Either way, I’m not going to take it seriously. Instead, I’ll tell you that it sits nicely in the hand and feels weighty and expensive, albeit only in that somatic way that makes something feel expensive when you already know it’s expensive.

And that’s it.

I won’t tell you how it performs because, firstly, none of us are going to buy it. So it doesn’t matter. And secondly the 7900X, the manner of its launch and the non-launch of its new many-core CPU brethren make it all too obvious how out of touch Intel has been of late.

The way I see it, for far too long Intel has set itself the wrong task. It should have aspired to make great CPUs. The end. Instead, it aimed to produce the worst CPUs it could get away with. And then dressed that up as progress.

For a while, that worked. There was no competition. Then AMD’s Ryzen popped up and, though it's arguably flawed as a gaming CPU, Intel panicked. The result is the shitstorm of CPUs models I reported on recently and none of it makes any sense.

My impression is that the 7900X was originally intended to be the top chip. As a consequence it’s clocked very high, high enough in all-cores Turbo mode that I suspect it will make the task of outperforming it with CPUs configured with more cores actually pretty tricky. Which may be part of the reason why all those CPU have yet to be released.

It wouldn’t actually surprise me if Intel adjusts its plans for the line up of CPUs it intends to stick in the new LGA2066 socket, into which the the 7900X slots. It’s a mess. Bizarre four-core models with bits turned off that are inexplicably more expensive than the mainstream socket LGA1151 chips they're based on and hobble the motherboards into which they are inserted.
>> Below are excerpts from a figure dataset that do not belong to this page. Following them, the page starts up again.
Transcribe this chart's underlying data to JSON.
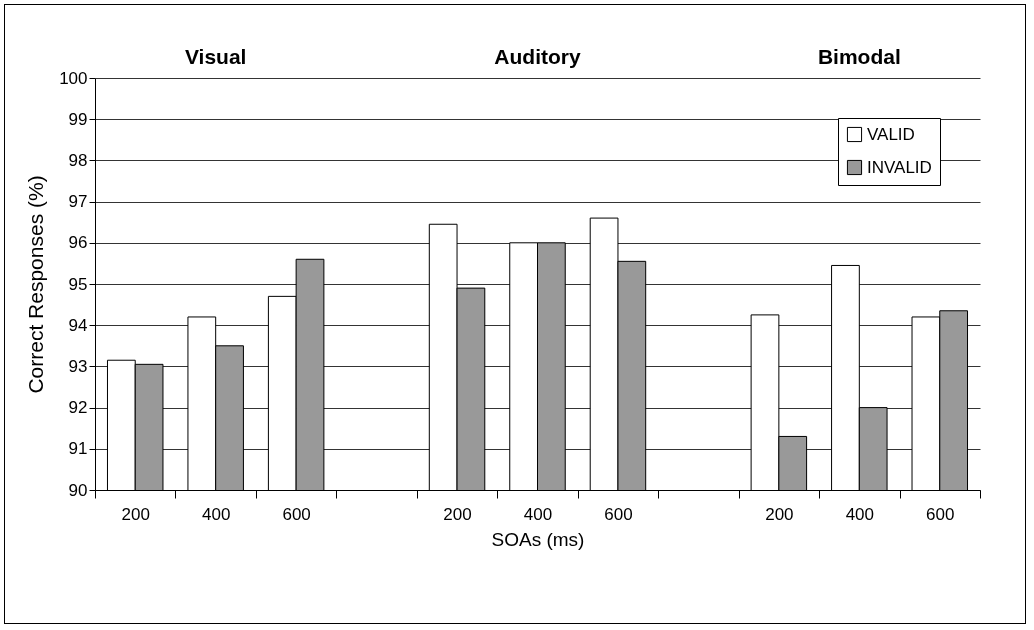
{
  "chart_data": {
    "type": "bar",
    "xlabel": "SOAs (ms)",
    "ylabel": "Correct Responses (%)",
    "categories": [
      "200",
      "400",
      "600",
      null,
      "200",
      "400",
      "600",
      null,
      "200",
      "400",
      "600"
    ],
    "annotations": [
      "Visual",
      "Auditory",
      "Bimodal"
    ],
    "series": [
      {
        "name": "VALID",
        "color": "#ffffff",
        "values": [
          93.15,
          94.2,
          94.7,
          null,
          96.45,
          96.0,
          96.6,
          null,
          94.25,
          95.45,
          94.2
        ]
      },
      {
        "name": "INVALID",
        "color": "#999999",
        "values": [
          93.05,
          93.5,
          95.6,
          null,
          94.9,
          96.0,
          95.55,
          null,
          91.3,
          92.0,
          94.35
        ]
      }
    ],
    "ylim": [
      90,
      100
    ],
    "yticks": [
      90,
      91,
      92,
      93,
      94,
      95,
      96,
      97,
      98,
      99,
      100
    ],
    "grid": "y",
    "legend": "top right"
  }
}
Numerous models that have been partially announced but nobody knows when they will arrive and which seemingly only exist to act as a spoiler to dampen sales of upcoming many-core AMD Ryzen chips. It all has a general air of chaotic improvisation.

The whole sorry story smacks of an entrenched operator that has grown defensive to the point of self-destruction. Everything about the way Intel plans its products now seems overwhelmingly negative to the point that I honestly think there’s a certain belligerence to the way it views its customers. Yes, it exists to make a profit. I have no issue with that. But there are many ways to skin that particular cat. And if you don’t respect your customers, you can’t really expect your customers - or the media - to respect you.
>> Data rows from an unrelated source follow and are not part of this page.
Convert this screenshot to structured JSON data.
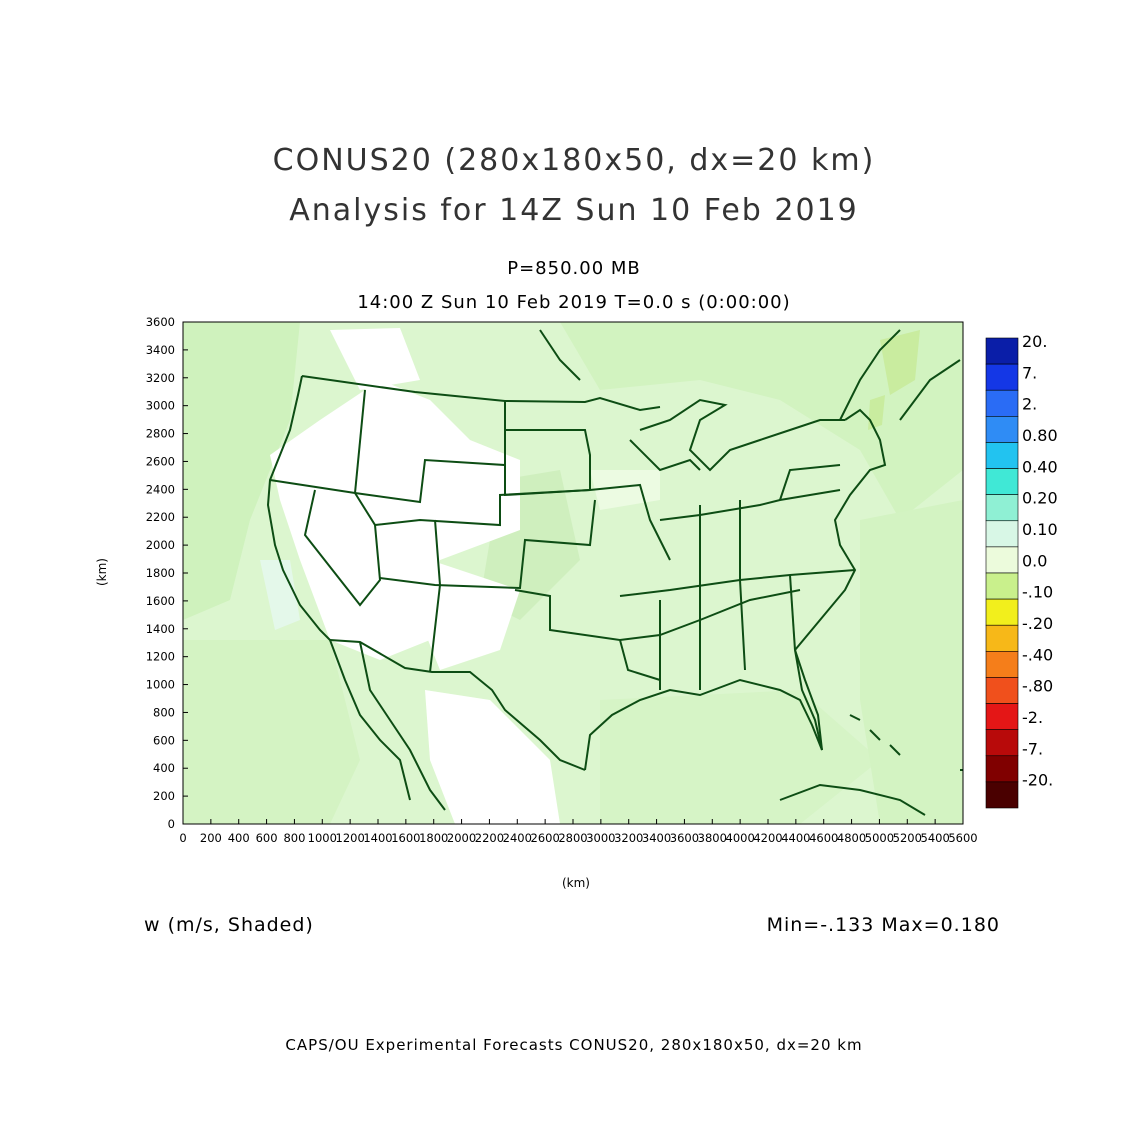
{
  "titles": {
    "line1": "CONUS20 (280x180x50, dx=20 km)",
    "line2": "Analysis for 14Z Sun 10 Feb 2019",
    "level": "P=850.00 MB",
    "time": "14:00 Z Sun 10 Feb 2019    T=0.0 s (0:00:00)"
  },
  "axes": {
    "x_label": "(km)",
    "y_label": "(km)",
    "x_ticks": [
      "0",
      "200",
      "400",
      "600",
      "800",
      "1000",
      "1200",
      "1400",
      "1600",
      "1800",
      "2000",
      "2200",
      "2400",
      "2600",
      "2800",
      "3000",
      "3200",
      "3400",
      "3600",
      "3800",
      "4000",
      "4200",
      "4400",
      "4600",
      "4800",
      "5000",
      "5200",
      "5400",
      "5600"
    ],
    "y_ticks": [
      "0",
      "200",
      "400",
      "600",
      "800",
      "1000",
      "1200",
      "1400",
      "1600",
      "1800",
      "2000",
      "2200",
      "2400",
      "2600",
      "2800",
      "3000",
      "3200",
      "3400",
      "3600"
    ],
    "x_range": [
      0,
      5600
    ],
    "y_range": [
      0,
      3600
    ]
  },
  "colorbar": {
    "labels": [
      "20.",
      "7.",
      "2.",
      "0.80",
      "0.40",
      "0.20",
      "0.10",
      "0.0",
      "-.10",
      "-.20",
      "-.40",
      "-.80",
      "-2.",
      "-7.",
      "-20."
    ],
    "colors": [
      "#0a1ea8",
      "#1437e6",
      "#2a6cf5",
      "#2f8cf5",
      "#22c3f0",
      "#40e8d6",
      "#8ff0d4",
      "#d8f7e6",
      "#ecfbdc",
      "#c9f08c",
      "#f2ef1c",
      "#f7b818",
      "#f57e1a",
      "#f0501c",
      "#e41616",
      "#b80a0a",
      "#800000",
      "#4a0000"
    ]
  },
  "annotations": {
    "variable": "w (m/s, Shaded)",
    "minmax": "Min=-.133 Max=0.180"
  },
  "footer": "CAPS/OU Experimental Forecasts  CONUS20, 280x180x50, dx=20 km",
  "map": {
    "field": "w",
    "units": "m/s",
    "min": -0.133,
    "max": 0.18,
    "border_color": "#0d4d14",
    "background_fill": "#dff7d2"
  }
}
I’m also reminded of a somewhat analogous situation in my other occupational muse, the car market. For some time now, Porsche has been rolling out big-ticket limited edition car models that are sold out before they are even officially announced as products, which is a nice trick when you think about it.

Anyway, the somewhat preposterous net result is that Porsche keeps on launching new cars that you can’t buy unless you’re part of a tiny club of favoured clients, the membership criteria of which is opaque to say the least. And yet, Porsche goes through the usual press launch routine. The hacks turn up. The column inches and YouTube video content are cranked out. The circus goes on.

In a similar fashion, I’ve been as guilty as the next hack of toeing the line, of reviewing the latest infinitesimally incremental new mainstream Intel CPU release. When really i should have said nothing, because the new chips changed nothing and didn’t merit serious coverage.

Of course, you could accuse me of having my cake and eating it, of not reviewing the 7900X but still giving it airtime. I grant there’s also a certain hypocrisy tied up in all this as it pertains to gaming specifically and the limited role of the PC processor as a bottleneck to gaming performance.

But that’s a complex chicken-and-egg argument. Moreover saying nothing at all isn’t really viable. On a one off basis, it has zero impact.

So this is my review of the Intel Core-i9 7900X. And it’s no review at all.